‘If a person suffers from any or some of the following ailments/symptoms, a ‘sang kelang abang’ or a diviner is called to determine the cause. He picks out of the pot the unbroken grains of rice (sang) and places them by fives and tens in pentacle or other fashion. He then counts by couples and if in the counts the odd numbers predominate, the omen is good. And if there are no odd grains over, the omen is very bad. Then all are swept again and arranged in three or five heaps. Each heap is counted and a god is named, and if after counting, again by couples, three single grains remain, the god named is propitiated. If three grains do not remain, the process is tried again.’ ‘Sometimes, cowries are also used instead of rice grains. In another method, a nokjir or iron sword with long handle with a crosspiece is used.

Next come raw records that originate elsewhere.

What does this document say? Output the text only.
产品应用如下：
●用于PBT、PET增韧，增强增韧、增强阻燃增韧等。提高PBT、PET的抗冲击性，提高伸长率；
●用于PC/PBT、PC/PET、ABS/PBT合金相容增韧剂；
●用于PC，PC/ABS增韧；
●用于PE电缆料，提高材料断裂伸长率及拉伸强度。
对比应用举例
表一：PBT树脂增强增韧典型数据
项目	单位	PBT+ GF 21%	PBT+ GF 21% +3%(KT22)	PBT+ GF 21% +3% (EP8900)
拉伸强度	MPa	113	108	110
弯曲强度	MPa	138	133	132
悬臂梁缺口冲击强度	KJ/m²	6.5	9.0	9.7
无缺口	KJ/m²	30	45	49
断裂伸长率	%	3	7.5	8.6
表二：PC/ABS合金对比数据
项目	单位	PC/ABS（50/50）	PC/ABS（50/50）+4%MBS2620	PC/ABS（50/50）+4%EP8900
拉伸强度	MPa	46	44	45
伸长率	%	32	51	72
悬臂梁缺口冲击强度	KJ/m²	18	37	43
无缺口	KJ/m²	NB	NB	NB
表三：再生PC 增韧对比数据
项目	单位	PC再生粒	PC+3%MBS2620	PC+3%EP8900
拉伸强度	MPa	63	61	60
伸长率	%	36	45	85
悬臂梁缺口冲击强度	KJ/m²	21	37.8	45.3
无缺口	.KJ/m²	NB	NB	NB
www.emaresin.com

This iron sword is held upright in the hand by the ‘sang kelang abang’. It shakes by itself when the charm is cited: ‘Let your spirit come!’ The holder asks of the nokjir of what illness the person is afflicted with and what are the cures or whether any god is to be propitiated. The nokjir shakes by itself at the right answer. The charm ends with — ‘if you tell lies, you will be broken up and made into needles!’ To determine the cause/s of the following abnormalities, the ‘sāng kelāng abāng’ also uses one of above mentioned methods to find out whether the sick person is got hold of by the spirit or devil (ahī:ì) of the maternal uncle (ong or nihu). The abnormalities may include one or more of the following when a person is —
- not cured by treatment or medicine (sē langta mémè)
- sickly and anemic (lok:hu lokphlep)
- absent minded (bokuliti)
- biting nails (ari ahi kachecho)
- eating mucus (anap kachecho)
- eating wax of ear (ano ahi kachecho)
- wearing no cloths even after puberty (pe:rì en:é)
- suffering from rectal-prolapse (ami angpong jang:er)
- aggressive (kachechokji matha:é)
- hateful of mother/father (api-apo chelangselet varet)
- unrinating/defecating in bed even when grown up (ape:arì chephi:ing varet)
- devoid of the senses of shame or concerns about the surrounding (therak thekthédet)
- chewing cloths (pe kormir)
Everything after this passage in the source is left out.